Have you heard about this one? Princess and pig, switched at birth. Call it class warfare if you like, but I call it funny. The way the court treats the pig princess, the reluctance of the human girl to switch back—all a hoot. You will no doubt get a kick out of the way the king and queen justify having a pig for a daughter: "'A bad fairy has done this,' [the king] explained. 'The fairy wasn't invited to the princess's christening, so she's turned the baby into a piglet to get her revenge. It's the sort of thing that happens all the time in books.'" (He holds a copy of Sleeping Beauty in his hands as he says this, natch.) Then again, the farmer's wife gives a similar explanation when a baby girl appears in the back of her husband's cart. It is only years later that the farmer and his wife finally figure out what really happened... The book is made all the more terrific by Bernatene's strong acrylic illustrations, which are a touch cartoonish, but still dimensional enough to give proper heft to this clever piggy tale.


Precious Little by Julie Hunt and Sue Moss, illustrated by Gaye Chapman

I'll be frank: I think this book is mostly for grown-ups. But an artistic, thoughtful child will like looking at the pictures. (Probably for 8 and up.) The story takes us to the circus, where the real stars are the highly decorative illustrations and even the way the words are often turned sideways like contortionists. The plot is slim—a rather uncoordinated young circus-hand named Precious Little wants to fly with the acrobats, the Light Fantastics, but can't seem to get the hang of it. Eventually two kindly clowns help her to fulfill her dream, though readers may feel at that point that Precious is simply dreaming, or that the story has turned into some kind of allegory or fantasy. Don't worry too much about it. Just check out the slightly new agey and very lovely artwork. (Bonus: gold glitter on the cover!)

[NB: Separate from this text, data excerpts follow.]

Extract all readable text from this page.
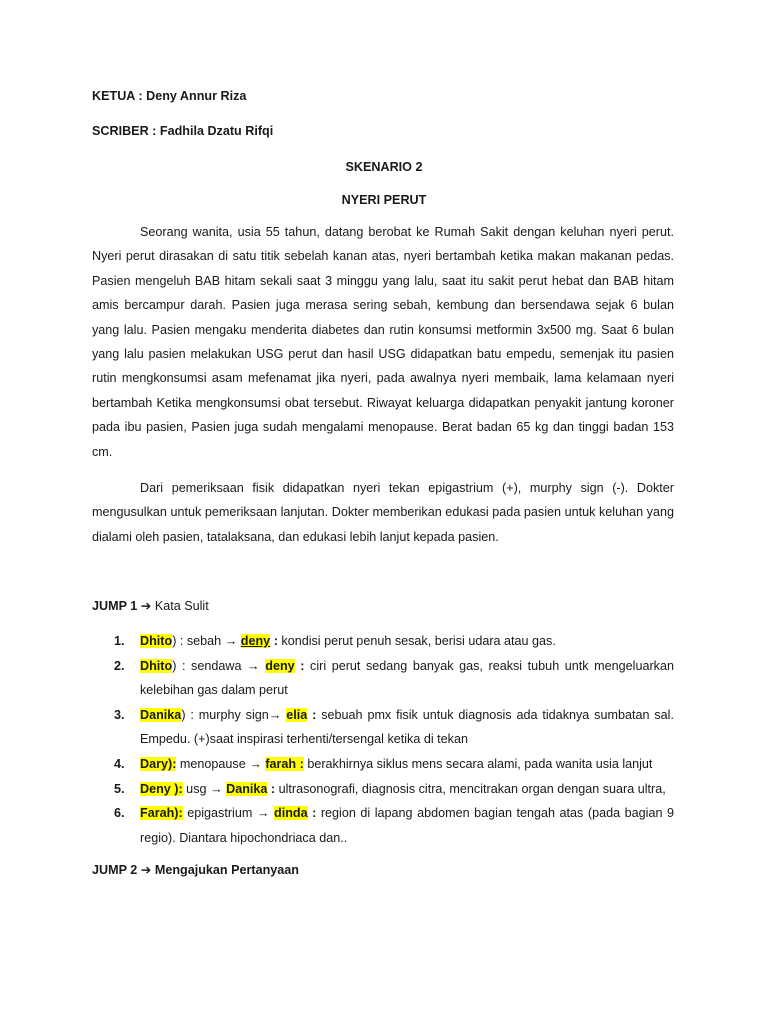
KETUA : Deny Annur Riza
SCRIBER : Fadhila Dzatu Rifqi
SKENARIO 2
NYERI PERUT

Seorang wanita, usia 55 tahun, datang berobat ke Rumah Sakit dengan keluhan nyeri perut. Nyeri perut dirasakan di satu titik sebelah kanan atas, nyeri bertambah ketika makan makanan pedas. Pasien mengeluh BAB hitam sekali saat 3 minggu yang lalu, saat itu sakit perut hebat dan BAB hitam amis bercampur darah. Pasien juga merasa sering sebah, kembung dan bersendawa sejak 6 bulan yang lalu. Pasien mengaku menderita diabetes dan rutin konsumsi metformin 3x500 mg. Saat 6 bulan yang lalu pasien melakukan USG perut dan hasil USG didapatkan batu empedu, semenjak itu pasien rutin mengkonsumsi asam mefenamat jika nyeri, pada awalnya nyeri membaik, lama kelamaan nyeri bertambah Ketika mengkonsumsi obat tersebut. Riwayat keluarga didapatkan penyakit jantung koroner pada ibu pasien, Pasien juga sudah mengalami menopause. Berat badan 65 kg dan tinggi badan 153 cm.

Dari pemeriksaan fisik didapatkan nyeri tekan epigastrium (+), murphy sign (-). Dokter mengusulkan untuk pemeriksaan lanjutan. Dokter memberikan edukasi pada pasien untuk keluhan yang dialami oleh pasien, tatalaksana, dan edukasi lebih lanjut kepada pasien.

JUMP 1 ➔ Kata Sulit
1. Dhito) : sebah → deny : kondisi perut penuh sesak, berisi udara atau gas.
2. Dhito) : sendawa → deny : ciri perut sedang banyak gas, reaksi tubuh untk mengeluarkan kelebihan gas dalam perut
3. Danika) : murphy sign→ elia : sebuah pmx fisik untuk diagnosis ada tidaknya sumbatan sal. Empedu. (+)saat inspirasi terhenti/tersengal ketika di tekan
4. Dary): menopause → farah : berakhirnya siklus mens secara alami, pada wanita usia lanjut
5. Deny ): usg → Danika : ultrasonografi, diagnosis citra, mencitrakan organ dengan suara ultra,
6. Farah): epigastrium → dinda : region di lapang abdomen bagian tengah atas (pada bagian 9 regio). Diantara hipochondriaca dan..
JUMP 2 ➔ Mengajukan Pertanyaan
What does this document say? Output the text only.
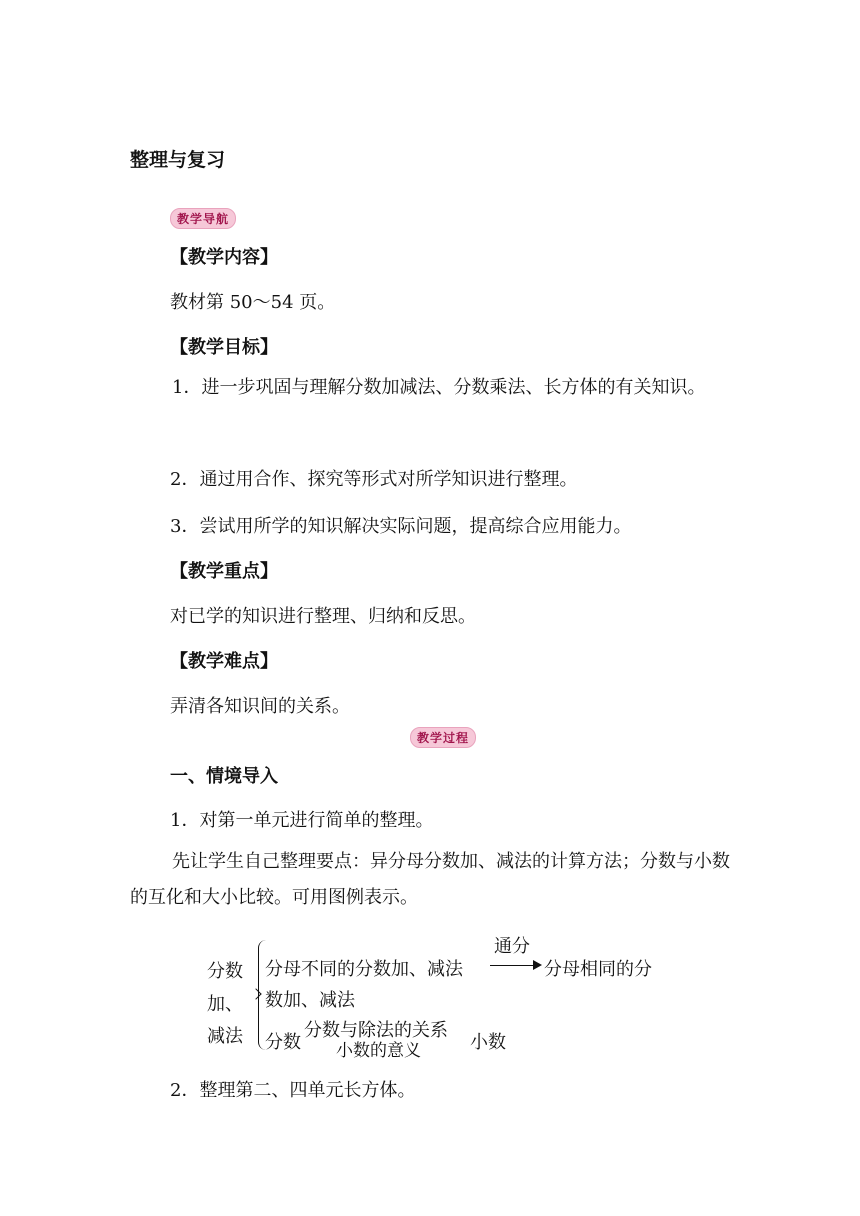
整理与复习
教学导航
【教学内容】
教材第 50～54 页。
【教学目标】
1．进一步巩固与理解分数加减法、分数乘法、长方体的有关知识。
2．通过用合作、探究等形式对所学知识进行整理。
3．尝试用所学的知识解决实际问题，提高综合应用能力。
【教学重点】
对已学的知识进行整理、归纳和反思。
【教学难点】
弄清各知识间的关系。
教学过程
一、情境导入
1．对第一单元进行简单的整理。
先让学生自己整理要点：异分母分数加、减法的计算方法；分数与小数的互化和大小比较。可用图例表示。
分数
加、
减法
通分
分母不同的分数加、减法	分母相同的分
数加、减法
分数
分数与除法的关系
小数的意义	小数
2．整理第二、四单元长方体。
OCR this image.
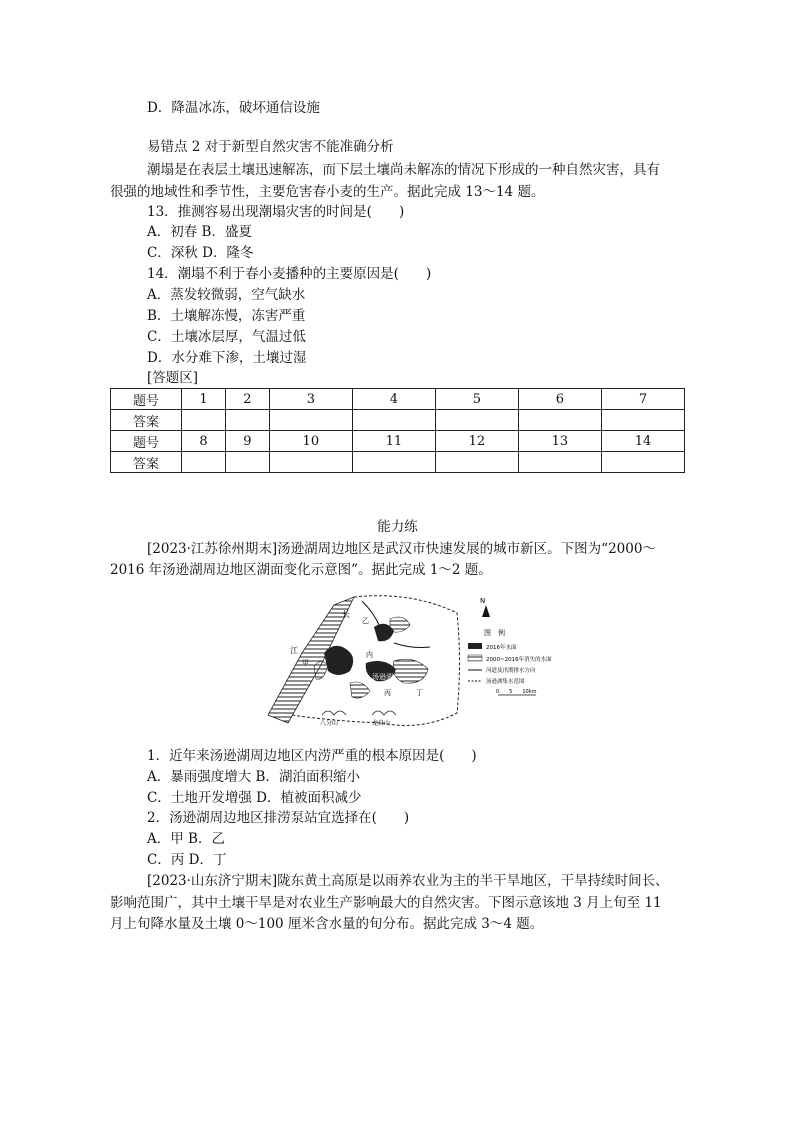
D．降温冰冻，破坏通信设施
易错点 2 对于新型自然灾害不能准确分析
潮塌是在表层土壤迅速解冻，而下层土壤尚未解冻的情况下形成的一种自然灾害，具有
很强的地域性和季节性，主要危害春小麦的生产。据此完成 13～14 题。
13．推测容易出现潮塌灾害的时间是(　　)
A．初春 B．盛夏
C．深秋 D．隆冬
14．潮塌不利于春小麦播种的主要原因是(　　)
A．蒸发较微弱，空气缺水
B．土壤解冻慢，冻害严重
C．土壤冰层厚，气温过低
D．水分难下渗，土壤过湿
[答题区]
题号	1	2	3	4	5	6	7
答案							
题号	8	9	10	11	12	13	14
答案							
能力练
[2023·江苏徐州期末]汤逊湖周边地区是武汉市快速发展的城市新区。下图为“2000～
2016 年汤逊湖周边地区湖面变化示意图”。据此完成 1～2 题。
长
江
甲
乙
内
汤逊湖
丁
丙
八分山	龙泉山
N
图　例
2016年水面
2000~2016年消失的水面
河道及汛期排水方向
汤逊湖集水范围
0　　5　　10km
1．近年来汤逊湖周边地区内涝严重的根本原因是(　　)
A．暴雨强度增大 B．湖泊面积缩小
C．土地开发增强 D．植被面积减少
2．汤逊湖周边地区排涝泵站宜选择在(　　)
A．甲 B．乙
C．丙 D．丁
[2023·山东济宁期末]陇东黄土高原是以雨养农业为主的半干旱地区，干旱持续时间长、
影响范围广，其中土壤干旱是对农业生产影响最大的自然灾害。下图示意该地 3 月上旬至 11
月上旬降水量及土壤 0～100 厘米含水量的旬分布。据此完成 3～4 题。
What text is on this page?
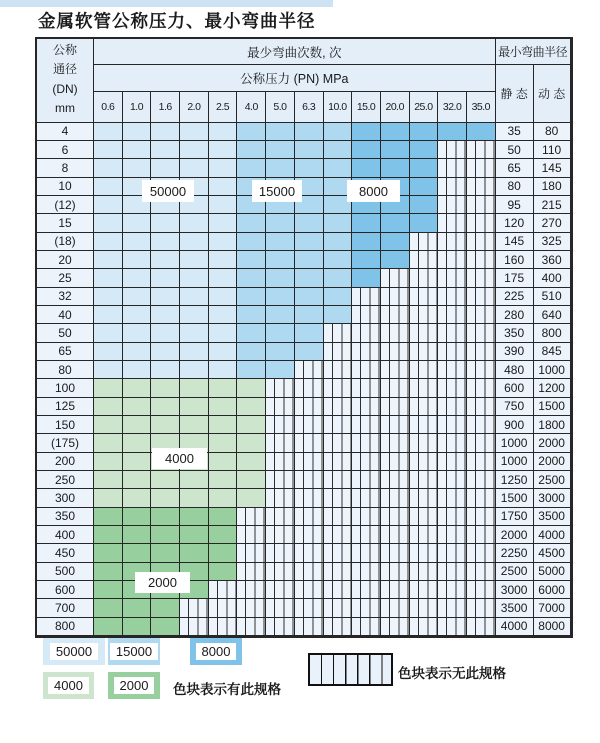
金属软管公称压力、最小弯曲半径
公称
通径
(DN)
mm
最少弯曲次数, 次	最小弯曲半径
公称压力 (PN) MPa
静 态 动 态
0.6	1.0	1.6	2.0	2.5	4.0	5.0	6.3	10.0 15.0 20.0 25.0 32.0 35.0
4	35	80
6	50	110
8	65	145
10	80	180
(12)	95	215
15	120	270
(18)	145	325
20	160	360
25	175	400
32	225	510
40	280	640
50	350	800
65	390	845
80	480	1000
100	600	1200
125	750	1500
150	900	1800
(175)	1000 2000
200	1000 2000
250	1250 2500
300	1500 3000
350	1750 3500
400	2000 4000
450	2250 4500
500	2500 5000
600	3000 6000
700	3500 7000
800	4000 8000
50000	15000	8000
4000
2000
50000	15000	8000
4000	2000	色块表示有此规格
色块表示无此规格
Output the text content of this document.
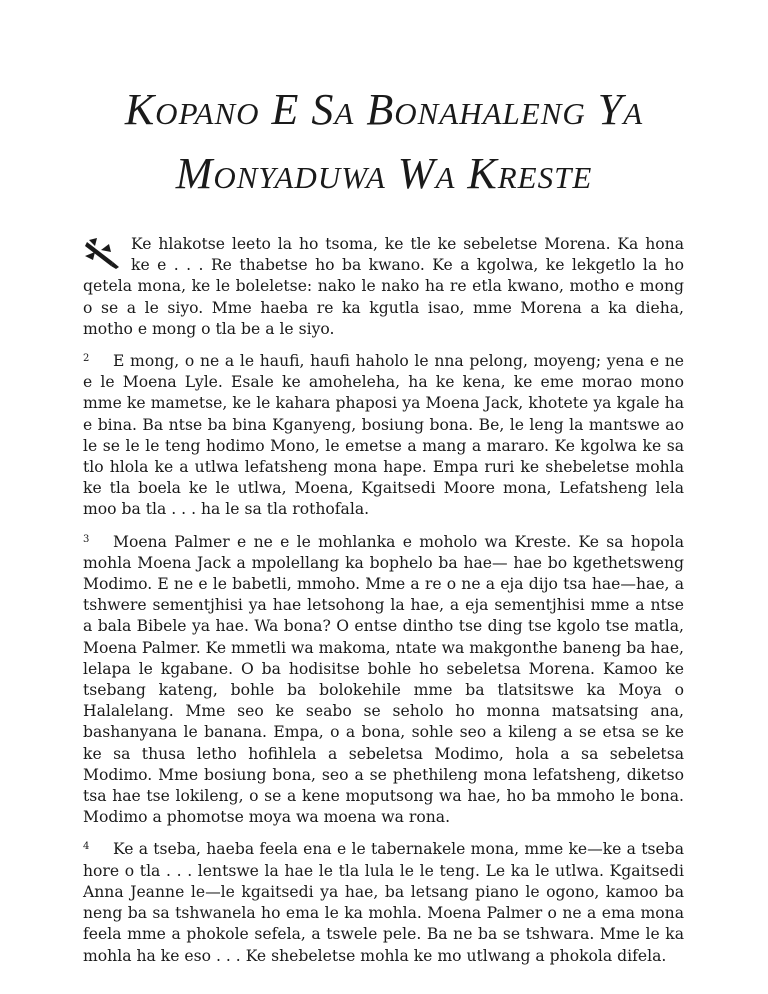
Kopano E Sa Bonahaleng Ya
Monyaduwa Wa Kreste

Ke hlakotse leeto la ho tsoma, ke tle ke sebeletse Morena. Ka hona ke e . . . Re thabetse ho ba kwano. Ke a kgolwa, ke lekgetlo la ho qetela mona, ke le boleletse: nako le nako ha re etla kwano, motho e mong o se a le siyo. Mme haeba re ka kgutla isao, mme Morena a ka dieha, motho e mong o tla be a le siyo.

2 E mong, o ne a le haufi, haufi haholo le nna pelong, moyeng; yena e ne e le Moena Lyle. Esale ke amoheleha, ha ke kena, ke eme morao mono mme ke mametse, ke le kahara phaposi ya Moena Jack, khotete ya kgale ha e bina. Ba ntse ba bina Kganyeng, bosiung bona. Be, le leng la mantswe ao le se le le teng hodimo Mono, le emetse a mang a mararo. Ke kgolwa ke sa tlo hlola ke a utlwa lefatsheng mona hape. Empa ruri ke shebeletse mohla ke tla boela ke le utlwa, Moena, Kgaitsedi Moore mona, Lefatsheng lela moo ba tla . . . ha le sa tla rothofala.

3 Moena Palmer e ne e le mohlanka e moholo wa Kreste. Ke sa hopola mohla Moena Jack a mpolellang ka bophelo ba hae— hae bo kgethetsweng Modimo. E ne e le babetli, mmoho. Mme a re o ne a eja dijo tsa hae—hae, a tshwere sementjhisi ya hae letsohong la hae, a eja sementjhisi mme a ntse a bala Bibele ya hae. Wa bona? O entse dintho tse ding tse kgolo tse matla, Moena Palmer. Ke mmetli wa makoma, ntate wa makgonthe baneng ba hae, lelapa le kgabane. O ba hodisitse bohle ho sebeletsa Morena. Kamoo ke tsebang kateng, bohle ba bolokehile mme ba tlatsitswe ka Moya o Halalelang. Mme seo ke seabo se seholo ho monna matsatsing ana, bashanyana le banana. Empa, o a bona, sohle seo a kileng a se etsa se ke ke sa thusa letho hofihlela a sebeletsa Modimo, hola a sa sebeletsa Modimo. Mme bosiung bona, seo a se phethileng mona lefatsheng, diketso tsa hae tse lokileng, o se a kene moputsong wa hae, ho ba mmoho le bona. Modimo a phomotse moya wa moena wa rona.

4 Ke a tseba, haeba feela ena e le tabernakele mona, mme ke—ke a tseba hore o tla . . . lentswe la hae le tla lula le le teng. Le ka le utlwa. Kgaitsedi Anna Jeanne le—le kgaitsedi ya hae, ba letsang piano le ogono, kamoo ba neng ba sa tshwanela ho ema le ka mohla. Moena Palmer o ne a ema mona feela mme a phokole sefela, a tswele pele. Ba ne ba se tshwara. Mme le ka mohla ha ke eso . . . Ke shebeletse mohla ke mo utlwang a phokola difela.
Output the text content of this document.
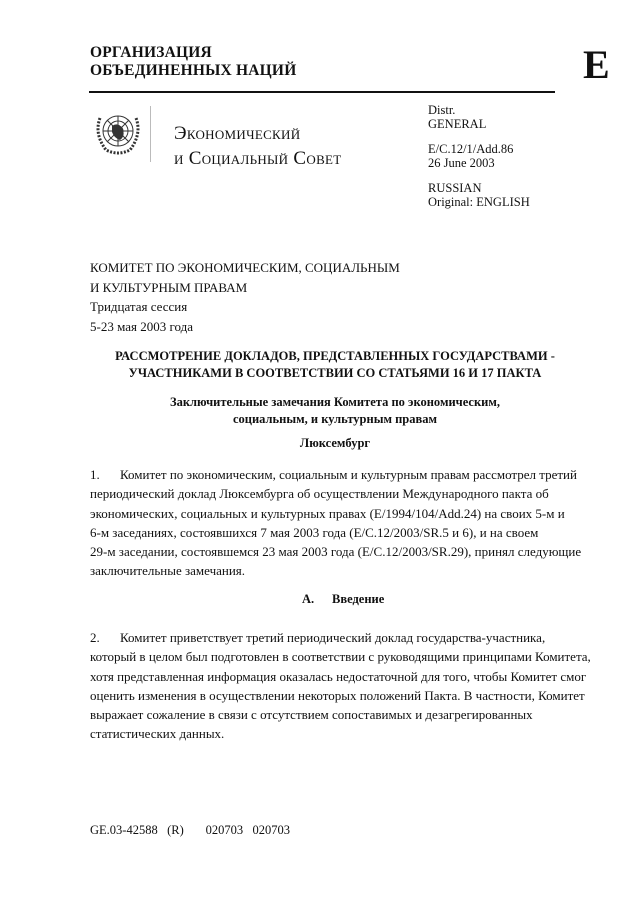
ОРГАНИЗАЦИЯ
ОБЪЕДИНЕННЫХ НАЦИЙ	E
Экономический
и Социальный Совет
Distr.
GENERAL
E/C.12/1/Add.86
26 June 2003
RUSSIAN
Original: ENGLISH
КОМИТЕТ ПО ЭКОНОМИЧЕСКИМ, СОЦИАЛЬНЫМ
И КУЛЬТУРНЫМ ПРАВАМ
Тридцатая сессия
5-23 мая 2003 года
РАССМОТРЕНИЕ ДОКЛАДОВ, ПРЕДСТАВЛЕННЫХ ГОСУДАРСТВАМИ -
УЧАСТНИКАМИ В СООТВЕТСТВИИ СО СТАТЬЯМИ 16 И 17 ПАКТА
Заключительные замечания Комитета по экономическим,
социальным, и культурным правам
Люксембург
1. Комитет по экономическим, социальным и культурным правам рассмотрел третий
периодический доклад Люксембурга об осуществлении Международного пакта об
экономических, социальных и культурных правах (E/1994/104/Add.24) на своих 5-м и
6-м заседаниях, состоявшихся 7 мая 2003 года (E/C.12/2003/SR.5 и 6), и на своем
29-м заседании, состоявшемся 23 мая 2003 года (E/C.12/2003/SR.29), принял следующие
заключительные замечания.
A. Введение
2. Комитет приветствует третий периодический доклад государства-участника,
который в целом был подготовлен в соответствии с руководящими принципами Комитета,
хотя представленная информация оказалась недостаточной для того, чтобы Комитет смог
оценить изменения в осуществлении некоторых положений Пакта. В частности, Комитет
выражает сожаление в связи с отсутствием сопоставимых и дезагрегированных
статистических данных.
GE.03-42588 (R) 020703 020703
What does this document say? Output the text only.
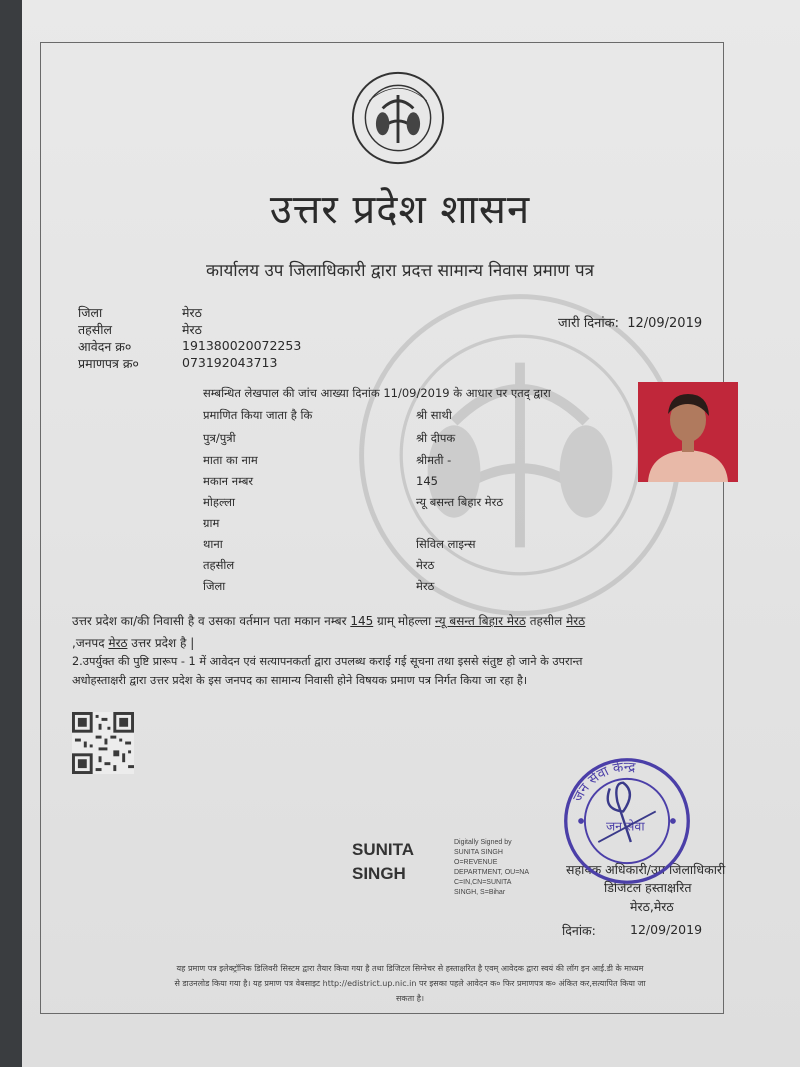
उत्तर प्रदेश शासन
कार्यालय उप जिलाधिकारी द्वारा प्रदत्त सामान्य निवास प्रमाण पत्र
जिला	मेरठ
तहसील	मेरठ
आवेदन क्र०	191380020072253
प्रमाणपत्र क्र०	073192043713
जारी दिनांक: 12/09/2019
सम्बन्धित लेखपाल की जांच आख्या दिनांक 11/09/2019 के आधार पर एतद् द्वारा
प्रमाणित किया जाता है कि	श्री साथी
पुत्र/पुत्री	श्री दीपक
माता का नाम	श्रीमती -
मकान नम्बर	145
मोहल्ला	न्यू बसन्त बिहार मेरठ
ग्राम
थाना	सिविल लाइन्स
तहसील	मेरठ
जिला	मेरठ
उत्तर प्रदेश का/की निवासी है व उसका वर्तमान पता मकान नम्बर 145 ग्राम् मोहल्ला न्यू बसन्त बिहार मेरठ तहसील मेरठ
,जनपद मेरठ उत्तर प्रदेश है |
2.उपर्युक्त की पुष्टि प्रारूप - 1 में आवेदन एवं सत्यापनकर्ता द्वारा उपलब्ध कराई गई सूचना तथा इससे संतुष्ट हो जाने के उपरान्त
अधोहस्ताक्षरी द्वारा उत्तर प्रदेश के इस जनपद का सामान्य निवासी होने विषयक प्रमाण पत्र निर्गत किया जा रहा है।
SUNITA
SINGH
Digitally Signed by
SUNITA SINGH
O=REVENUE
DEPARTMENT, OU=NA
C=IN,CN=SUNITA
SINGH, S=Bihar
सहायक अधिकारी/उप जिलाधिकारी
डिजिटल हस्ताक्षरित
मेरठ,मेरठ
दिनांक:	12/09/2019
जन सेवा केन्द्र
जन सेवा
यह प्रमाण पत्र इलेक्ट्रॉनिक डिलिवरी सिस्टम द्वारा तैयार किया गया है तथा डिजिटल सिग्नेचर से हस्ताक्षरित है एवम् आवेदक द्वारा स्वयं की लॉग इन आई.डी के माध्यम
से डाउनलोड किया गया है। यह प्रमाण पत्र वेबसाइट http://edistrict.up.nic.in पर इसका पहले आवेदन क० फिर प्रमाणपत्र क० अंकित कर,सत्यापित किया जा
सकता है।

What Animals Really Like, written and illustrated by Fiona Robinson

Back in November, I reviewed "Picture Books to Look Forward To," and one of my favorites was Bingham and Zelinsky's Z Is for Moose, due out in February. What Animals Really Like has a similar premise, and I like it just as much. Where Z Is for Moose has a zebra directing animals (and other items) in an alphabet book, What Animals Really Like gives us an even more high-strung beaver directing a new song. Each group of animals stands on a stage in concert dress and sings about what their species likes to do. We start off with the following lines:
We are lions, and we like to prowl.
We are wolves, and we like to howl.
We are pigeons, and we like to coo.
We are cows, and we like to...

Page turn, and the cows chorus, "dig," whipping out a bunch of shovels and hardhats.

"Dig?" the baffled beaver director asks, and pretty soon he has a full-scale rebellion on his hands, or rather paws. The warthogs like to blow enormous bubbles and the shrimp like to ski—when the beaver doubts them, they show off photos from their trip to Switzerland. ("Say, you had great weather," remarks a kangaroo, who likes playing Ping-Pong.)

Robinson paces her running joke about being true to yourself with panache, adding small twists and turns along the way. Watch in particular how the animals go from standing stiffly, looking bored, to cavorting enthusiastically as they share their passions. This is a thoroughly excellent concert program, highlighted by straight man and director Mr. Herbert Timberteeth's various states of dismay. Robinson's distinctive style gives What Animals Really Like a fresh look, in pleasing contrast to the many more traditional-looking picture books out there.